En este libro titulado “Aquí se narra” (Nican Mopohua) se encuentran las palabras que más sentido tienen escuchar el día de hoy y para siempre, la voz de la Madre de Cristo y Madre nuestra; por ello, es mi deseo compartir una de mis partes favoritas de este relato, por favor, lea y medite, guarde en su alma cada palabra, pues esta historia ocurre justamente cuando Juan Diego, apresurado por llegar a México para buscar un sacerdote que le dé “el bien morir” a su amado tío, ¡se esconde de la Virgen!, toma otra ruta y entonces:

“Le vino a salir al encuentro de lado del monte, vino a cerrarle el paso, le dijo:

¿Qué hay, Hijo mío, el más pequeño? ¿A dónde vas?

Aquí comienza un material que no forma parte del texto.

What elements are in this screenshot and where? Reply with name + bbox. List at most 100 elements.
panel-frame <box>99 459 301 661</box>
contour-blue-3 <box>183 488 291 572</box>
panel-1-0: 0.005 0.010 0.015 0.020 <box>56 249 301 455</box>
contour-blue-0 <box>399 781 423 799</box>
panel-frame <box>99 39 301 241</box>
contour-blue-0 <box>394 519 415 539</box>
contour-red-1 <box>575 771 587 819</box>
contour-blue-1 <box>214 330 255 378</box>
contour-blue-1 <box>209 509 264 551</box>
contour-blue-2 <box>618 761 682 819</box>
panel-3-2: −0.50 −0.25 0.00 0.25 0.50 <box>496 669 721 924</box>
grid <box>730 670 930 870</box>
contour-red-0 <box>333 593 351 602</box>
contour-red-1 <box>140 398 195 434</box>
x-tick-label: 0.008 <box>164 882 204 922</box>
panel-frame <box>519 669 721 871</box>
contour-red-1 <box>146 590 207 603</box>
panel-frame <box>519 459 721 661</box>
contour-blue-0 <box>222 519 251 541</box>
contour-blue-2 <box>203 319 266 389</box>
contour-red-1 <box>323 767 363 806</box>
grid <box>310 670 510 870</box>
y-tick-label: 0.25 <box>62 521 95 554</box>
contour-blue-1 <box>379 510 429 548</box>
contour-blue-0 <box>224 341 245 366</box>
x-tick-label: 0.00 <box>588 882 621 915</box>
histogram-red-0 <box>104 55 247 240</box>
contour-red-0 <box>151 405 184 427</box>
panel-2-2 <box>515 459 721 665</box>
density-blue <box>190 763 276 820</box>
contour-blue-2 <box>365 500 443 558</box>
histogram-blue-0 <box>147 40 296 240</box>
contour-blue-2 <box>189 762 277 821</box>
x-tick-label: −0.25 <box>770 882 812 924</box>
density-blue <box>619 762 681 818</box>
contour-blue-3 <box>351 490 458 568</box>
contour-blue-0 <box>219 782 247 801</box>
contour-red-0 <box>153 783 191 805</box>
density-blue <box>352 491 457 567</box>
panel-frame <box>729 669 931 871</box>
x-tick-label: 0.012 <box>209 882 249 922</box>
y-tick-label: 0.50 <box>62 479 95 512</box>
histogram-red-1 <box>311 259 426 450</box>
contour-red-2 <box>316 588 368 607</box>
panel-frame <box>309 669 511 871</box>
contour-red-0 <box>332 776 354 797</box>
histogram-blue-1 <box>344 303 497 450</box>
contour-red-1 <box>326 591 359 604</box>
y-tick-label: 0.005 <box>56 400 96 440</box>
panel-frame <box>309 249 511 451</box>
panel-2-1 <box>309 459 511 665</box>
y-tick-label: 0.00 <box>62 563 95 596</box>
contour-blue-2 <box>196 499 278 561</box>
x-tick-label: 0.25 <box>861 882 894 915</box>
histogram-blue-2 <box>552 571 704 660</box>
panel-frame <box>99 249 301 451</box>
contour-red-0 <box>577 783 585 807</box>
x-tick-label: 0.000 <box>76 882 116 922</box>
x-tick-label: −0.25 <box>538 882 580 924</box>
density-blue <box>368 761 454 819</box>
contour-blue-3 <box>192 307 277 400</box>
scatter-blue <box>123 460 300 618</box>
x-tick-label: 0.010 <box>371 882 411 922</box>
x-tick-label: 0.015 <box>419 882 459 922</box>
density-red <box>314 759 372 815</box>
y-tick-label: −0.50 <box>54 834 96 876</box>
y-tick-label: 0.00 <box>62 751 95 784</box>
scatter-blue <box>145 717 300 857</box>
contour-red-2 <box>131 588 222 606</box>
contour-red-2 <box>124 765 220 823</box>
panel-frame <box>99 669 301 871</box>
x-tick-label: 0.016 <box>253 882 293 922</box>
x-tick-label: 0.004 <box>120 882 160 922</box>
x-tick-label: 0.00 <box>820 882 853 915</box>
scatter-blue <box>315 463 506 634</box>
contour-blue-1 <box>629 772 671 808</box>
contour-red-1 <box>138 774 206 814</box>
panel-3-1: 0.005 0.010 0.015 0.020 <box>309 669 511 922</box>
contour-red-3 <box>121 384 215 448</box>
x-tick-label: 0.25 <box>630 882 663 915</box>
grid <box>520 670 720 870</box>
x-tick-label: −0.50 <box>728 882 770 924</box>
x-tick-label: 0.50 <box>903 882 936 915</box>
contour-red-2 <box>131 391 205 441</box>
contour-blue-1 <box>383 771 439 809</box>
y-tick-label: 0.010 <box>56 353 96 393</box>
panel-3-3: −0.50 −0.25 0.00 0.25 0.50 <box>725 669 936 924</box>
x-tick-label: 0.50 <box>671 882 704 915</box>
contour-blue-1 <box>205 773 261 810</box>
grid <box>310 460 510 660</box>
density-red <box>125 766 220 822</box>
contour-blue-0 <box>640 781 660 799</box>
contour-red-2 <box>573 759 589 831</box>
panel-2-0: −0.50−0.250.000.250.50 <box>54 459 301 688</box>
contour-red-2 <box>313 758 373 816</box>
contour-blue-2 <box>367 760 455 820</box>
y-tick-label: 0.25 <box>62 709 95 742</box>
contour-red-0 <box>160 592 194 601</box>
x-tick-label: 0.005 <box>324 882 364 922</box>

Él en su presencia se postró, con gran respeto la saludó: Mi Virgencita, niña mía la más amada, mi Reina, ojalá estés contenta; ¿Cómo se encuentra Tu amado cuerpecito?... Causaré pena a Tu venerado rostro, a Tu amado corazón: Por favor, toma en cuenta, Virgencita mía, que está gravísimo un criadito tuyo, tío mío. Una gran enfermedad en él se ha asentado, por lo que no tardará en morir. Así tengo que ir urgentemente a Tu casita de México, a llamar a alguno de los amados de Nuestro Señor para que tenga la bondad de confesarlo, de prepararlo. Puesto que en verdad para esto hemos nacido: vinimos a esperar el tributo de nuestra muerte”.

María responde:

“Por favor, presta atención, ojalá que quede muy grabado en tu corazón, Hijo mío el más querido: No es nada lo que te espanta, lo que te aflige, que no se altere tu rostro, tu corazón, si tan solo pudieras conocer el gran don de Dios. Por favor no temas esta enfermedad, ni a ningún otro dolor entristecedor ¿ACASO NO ESTOY AQUÍ QUE TENGO EL HONOR Y LA DICHA DE SER TU MADRE? ¿No estás bajo mi sombra y mi resguardo? ¿Acaso no soy la fuente de tu alegría? ¿Qué no estás en mi regazo, en el cruce de mis brazos? ¿QUÉ MÁS PUEDES QUERER?”